Ras le bloc – Jean-Marie Audrain

Mesdames, mes demoiselles, mes essieux…messieurs

Il nous arrive par fois des molles de roses… des drôles de choses.

Tenez, l’autre jour je me suis retrouvé sur le nibard…sur le billard car j’avais un polycopié dans le truc du cou… un polype collé dans le trou du c…en fin plus bas…

Ce qui m’a époumonné…épouvanté, c’est ce bonhomme masqué armé d’une seringue pour m’euthanasier…m’anesthésier.

En sus, il a voulu me mettre un vasque sur la mue…un masque sur la vue comme pour jouer à coquin paillard, …à colin-maillard.

Je ne l’ai même pas panty niqué…senti piquer.

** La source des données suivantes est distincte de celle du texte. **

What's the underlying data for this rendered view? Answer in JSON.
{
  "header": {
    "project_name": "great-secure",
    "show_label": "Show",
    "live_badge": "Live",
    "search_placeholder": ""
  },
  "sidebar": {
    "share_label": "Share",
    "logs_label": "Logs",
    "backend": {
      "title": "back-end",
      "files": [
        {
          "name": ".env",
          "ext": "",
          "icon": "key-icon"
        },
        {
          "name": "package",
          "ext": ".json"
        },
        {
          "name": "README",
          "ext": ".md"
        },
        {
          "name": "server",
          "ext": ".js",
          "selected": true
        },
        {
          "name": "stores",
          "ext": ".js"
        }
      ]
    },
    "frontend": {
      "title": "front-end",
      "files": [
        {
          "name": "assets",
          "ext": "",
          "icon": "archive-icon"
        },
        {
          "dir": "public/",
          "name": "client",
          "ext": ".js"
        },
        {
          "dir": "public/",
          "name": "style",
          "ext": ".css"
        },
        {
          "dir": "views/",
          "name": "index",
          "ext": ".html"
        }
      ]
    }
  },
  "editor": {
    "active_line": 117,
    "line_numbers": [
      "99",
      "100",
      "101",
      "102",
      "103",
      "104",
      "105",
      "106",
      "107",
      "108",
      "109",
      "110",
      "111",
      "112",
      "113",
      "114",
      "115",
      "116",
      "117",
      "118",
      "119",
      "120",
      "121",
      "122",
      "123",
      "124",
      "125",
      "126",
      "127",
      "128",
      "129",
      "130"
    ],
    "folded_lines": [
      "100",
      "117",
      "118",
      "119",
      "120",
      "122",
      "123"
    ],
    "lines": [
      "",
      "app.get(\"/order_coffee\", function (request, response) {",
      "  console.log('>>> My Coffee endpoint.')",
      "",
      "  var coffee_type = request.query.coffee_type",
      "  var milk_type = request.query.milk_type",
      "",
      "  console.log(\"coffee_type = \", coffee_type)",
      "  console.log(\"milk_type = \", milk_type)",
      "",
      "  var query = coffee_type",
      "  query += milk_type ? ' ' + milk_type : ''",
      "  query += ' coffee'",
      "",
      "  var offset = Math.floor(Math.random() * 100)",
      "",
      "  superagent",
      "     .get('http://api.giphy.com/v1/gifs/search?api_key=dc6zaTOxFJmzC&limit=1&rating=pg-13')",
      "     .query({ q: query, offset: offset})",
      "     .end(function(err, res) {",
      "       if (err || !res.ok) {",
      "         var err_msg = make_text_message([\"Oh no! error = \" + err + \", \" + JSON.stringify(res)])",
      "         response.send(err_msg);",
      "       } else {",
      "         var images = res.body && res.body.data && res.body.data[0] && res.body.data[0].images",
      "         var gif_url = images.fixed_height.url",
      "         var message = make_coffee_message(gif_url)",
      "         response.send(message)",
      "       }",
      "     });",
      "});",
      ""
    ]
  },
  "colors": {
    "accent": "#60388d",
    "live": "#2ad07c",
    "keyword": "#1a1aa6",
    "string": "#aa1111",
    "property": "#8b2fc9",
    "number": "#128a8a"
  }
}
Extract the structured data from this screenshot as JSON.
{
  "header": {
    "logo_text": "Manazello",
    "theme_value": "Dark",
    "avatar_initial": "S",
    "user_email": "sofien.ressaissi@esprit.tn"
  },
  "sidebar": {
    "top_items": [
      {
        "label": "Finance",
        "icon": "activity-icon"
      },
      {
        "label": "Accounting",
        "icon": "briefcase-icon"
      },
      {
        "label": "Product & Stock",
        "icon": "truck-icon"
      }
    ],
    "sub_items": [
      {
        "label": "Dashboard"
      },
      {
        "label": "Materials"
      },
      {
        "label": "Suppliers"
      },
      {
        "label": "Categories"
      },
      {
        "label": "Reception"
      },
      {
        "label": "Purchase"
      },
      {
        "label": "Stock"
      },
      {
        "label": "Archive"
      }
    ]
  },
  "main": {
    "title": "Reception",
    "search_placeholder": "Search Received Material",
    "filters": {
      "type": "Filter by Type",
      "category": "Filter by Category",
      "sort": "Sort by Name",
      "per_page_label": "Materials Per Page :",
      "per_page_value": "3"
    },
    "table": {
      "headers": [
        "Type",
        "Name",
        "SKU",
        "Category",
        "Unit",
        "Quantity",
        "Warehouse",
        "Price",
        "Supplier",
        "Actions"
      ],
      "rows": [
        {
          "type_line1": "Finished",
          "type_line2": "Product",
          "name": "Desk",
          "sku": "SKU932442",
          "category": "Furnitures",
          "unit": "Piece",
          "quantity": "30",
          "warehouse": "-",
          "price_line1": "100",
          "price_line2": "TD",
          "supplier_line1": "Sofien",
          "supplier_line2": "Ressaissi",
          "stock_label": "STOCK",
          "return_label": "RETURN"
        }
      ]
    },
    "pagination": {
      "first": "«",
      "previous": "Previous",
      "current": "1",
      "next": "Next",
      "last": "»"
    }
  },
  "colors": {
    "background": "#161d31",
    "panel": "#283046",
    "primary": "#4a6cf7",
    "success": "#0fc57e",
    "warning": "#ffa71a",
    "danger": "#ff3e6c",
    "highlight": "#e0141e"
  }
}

Un taliban en bleu de travail après m’avoir, insectisé..asexisé…aseptisé, essaya de me faire le coup de la bise tous risques… du bistouri. : « Entrez, c’est ouvert ! » Merci mais pas pour moi. Je me suis fait assoupir par un somnoloque… un sophrologue qui masse le foi ramoné…. qui m’a cent fois ruminé…murmuré que je ne souffrais pas, mais que je rêvais

Je n’ai jamais sur ce qu’était devenu mon polycopié…mon polype collé. Je voulais le faire amidonner,… embaumer car après tout, c’est un mou de bois,… un bout de moi.

On s’y attache à toutes ces petites choses.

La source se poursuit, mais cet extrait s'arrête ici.